Run a processing job using the Docker image and preprocessing script you just created. When invoking the spark_processor.run() function, pass the Amazon S3 input and output paths as arguments that are required by our preprocessing script to determine input and output location in Amazon S3. Here, you also specify the number of instances and instance type that will be used for the distributed Spark job.

[ ]:
from sagemaker.processing import ScriptProcessor, ProcessingInput

spark_processor = ScriptProcessor(
    base_job_name="spark-preprocessor",
    image_uri=spark_repository_uri,
    command=["/opt/program/submit"],
    role=role,
    instance_count=2,
    instance_type="ml.r5.xlarge",
    max_runtime_in_seconds=1200,
    env={"mode": "python"},
)

spark_processor.run(
    code="preprocess.py",
    arguments=[
        "s3_input_bucket",
        bucket,
        "s3_input_key_prefix",
        input_prefix,
        "s3_output_bucket",
        bucket,
        "s3_output_key_prefix",
        input_preprocessed_prefix,
    ],
    logs=False,
)

Inspect the preprocessed dataset

Take a look at a few rows of the transformed dataset to make sure the preprocessing was successful.

[ ]:
print("Top 5 rows from s3://{}/{}/train/".format(bucket, input_preprocessed_prefix))
!aws s3 cp --quiet s3://$bucket/$input_preprocessed_prefix/train/part-00000 - | head -n5

Train a regression model using the SageMaker XGBoost algorithm

Use Amazon SageMaker XGBoost algorithm to train on this dataset.
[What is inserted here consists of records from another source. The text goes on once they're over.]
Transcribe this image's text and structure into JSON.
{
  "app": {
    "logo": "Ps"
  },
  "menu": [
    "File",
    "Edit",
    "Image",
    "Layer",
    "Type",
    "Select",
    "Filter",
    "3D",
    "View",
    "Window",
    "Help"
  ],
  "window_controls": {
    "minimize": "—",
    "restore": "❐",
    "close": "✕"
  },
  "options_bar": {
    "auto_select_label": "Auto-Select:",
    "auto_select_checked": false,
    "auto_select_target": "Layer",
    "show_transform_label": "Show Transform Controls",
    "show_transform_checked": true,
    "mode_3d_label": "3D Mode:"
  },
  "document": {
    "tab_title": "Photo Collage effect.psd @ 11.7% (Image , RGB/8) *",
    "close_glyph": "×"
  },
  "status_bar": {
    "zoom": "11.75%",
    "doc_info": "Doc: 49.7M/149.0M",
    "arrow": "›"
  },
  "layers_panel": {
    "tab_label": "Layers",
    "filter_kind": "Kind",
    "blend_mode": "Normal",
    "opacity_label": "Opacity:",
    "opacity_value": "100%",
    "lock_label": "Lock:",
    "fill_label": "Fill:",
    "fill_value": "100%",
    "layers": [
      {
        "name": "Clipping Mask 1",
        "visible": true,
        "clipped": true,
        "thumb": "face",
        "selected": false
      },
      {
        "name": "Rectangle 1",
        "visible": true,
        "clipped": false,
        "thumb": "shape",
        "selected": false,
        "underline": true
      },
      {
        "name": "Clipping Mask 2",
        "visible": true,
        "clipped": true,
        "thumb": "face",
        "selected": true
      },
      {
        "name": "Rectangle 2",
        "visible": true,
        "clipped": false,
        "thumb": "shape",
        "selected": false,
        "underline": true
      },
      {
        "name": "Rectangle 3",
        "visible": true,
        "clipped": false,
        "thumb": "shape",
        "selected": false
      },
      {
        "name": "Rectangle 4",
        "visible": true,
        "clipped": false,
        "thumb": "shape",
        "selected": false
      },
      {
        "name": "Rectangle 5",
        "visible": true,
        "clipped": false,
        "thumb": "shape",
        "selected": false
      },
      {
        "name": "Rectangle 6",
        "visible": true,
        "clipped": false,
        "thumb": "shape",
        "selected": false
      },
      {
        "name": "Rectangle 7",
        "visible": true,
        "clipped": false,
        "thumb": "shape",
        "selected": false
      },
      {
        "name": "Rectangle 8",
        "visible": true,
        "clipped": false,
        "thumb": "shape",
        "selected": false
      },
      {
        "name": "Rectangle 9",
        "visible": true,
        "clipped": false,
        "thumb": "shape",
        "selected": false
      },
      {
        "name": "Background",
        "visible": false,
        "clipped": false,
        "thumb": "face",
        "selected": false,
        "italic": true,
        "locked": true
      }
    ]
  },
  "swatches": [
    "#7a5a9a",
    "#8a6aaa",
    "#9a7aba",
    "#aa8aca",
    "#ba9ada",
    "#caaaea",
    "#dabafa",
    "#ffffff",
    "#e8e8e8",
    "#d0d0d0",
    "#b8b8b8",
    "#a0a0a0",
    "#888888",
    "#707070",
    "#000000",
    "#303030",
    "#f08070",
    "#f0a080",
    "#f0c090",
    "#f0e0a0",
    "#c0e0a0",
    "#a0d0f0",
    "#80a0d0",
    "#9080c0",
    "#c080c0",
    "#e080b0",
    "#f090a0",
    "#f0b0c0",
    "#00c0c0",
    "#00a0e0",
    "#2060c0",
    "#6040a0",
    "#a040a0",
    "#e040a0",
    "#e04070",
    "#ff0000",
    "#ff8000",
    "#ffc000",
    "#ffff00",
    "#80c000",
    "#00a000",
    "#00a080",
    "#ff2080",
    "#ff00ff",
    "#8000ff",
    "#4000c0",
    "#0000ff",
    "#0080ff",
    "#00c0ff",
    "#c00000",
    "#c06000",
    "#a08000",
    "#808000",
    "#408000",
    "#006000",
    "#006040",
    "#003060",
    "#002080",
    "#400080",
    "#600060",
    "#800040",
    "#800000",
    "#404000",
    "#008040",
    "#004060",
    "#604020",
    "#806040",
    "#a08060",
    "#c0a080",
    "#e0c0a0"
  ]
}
You already know the Amazon S3 location where the preprocessed training data was uploaded as part of the processing job output.

Retrieve the XGBoost algorithm image

Retrieve the XGBoost built-in algorithm image so that you can use it in the training job.

[ ]:
from sagemaker.image_uris import retrieve

training_image = retrieve("xgboost", boto3.Session().region_name, "0.90-1")
print(training_image)

Set XGBoost model parameters and dataset details

Next, configure an Estimator for the XGBoost algorithm and the input dataset. The notebook is parameterized so that the same data location used in the SparkML script can now be passed to XGBoost Estimator as well.

[ ]:
from sagemaker.inputs import TrainingInput

s3_train_data = "s3://{}/{}/{}".format(bucket, input_preprocessed_prefix, "train/part")
s3_validation_data = "s3://{}/{}/{}".format(bucket, input_preprocessed_prefix, "validation/part")
s3_output_location = "s3://{}/{}/{}".format(bucket, prefix, "xgboost_model")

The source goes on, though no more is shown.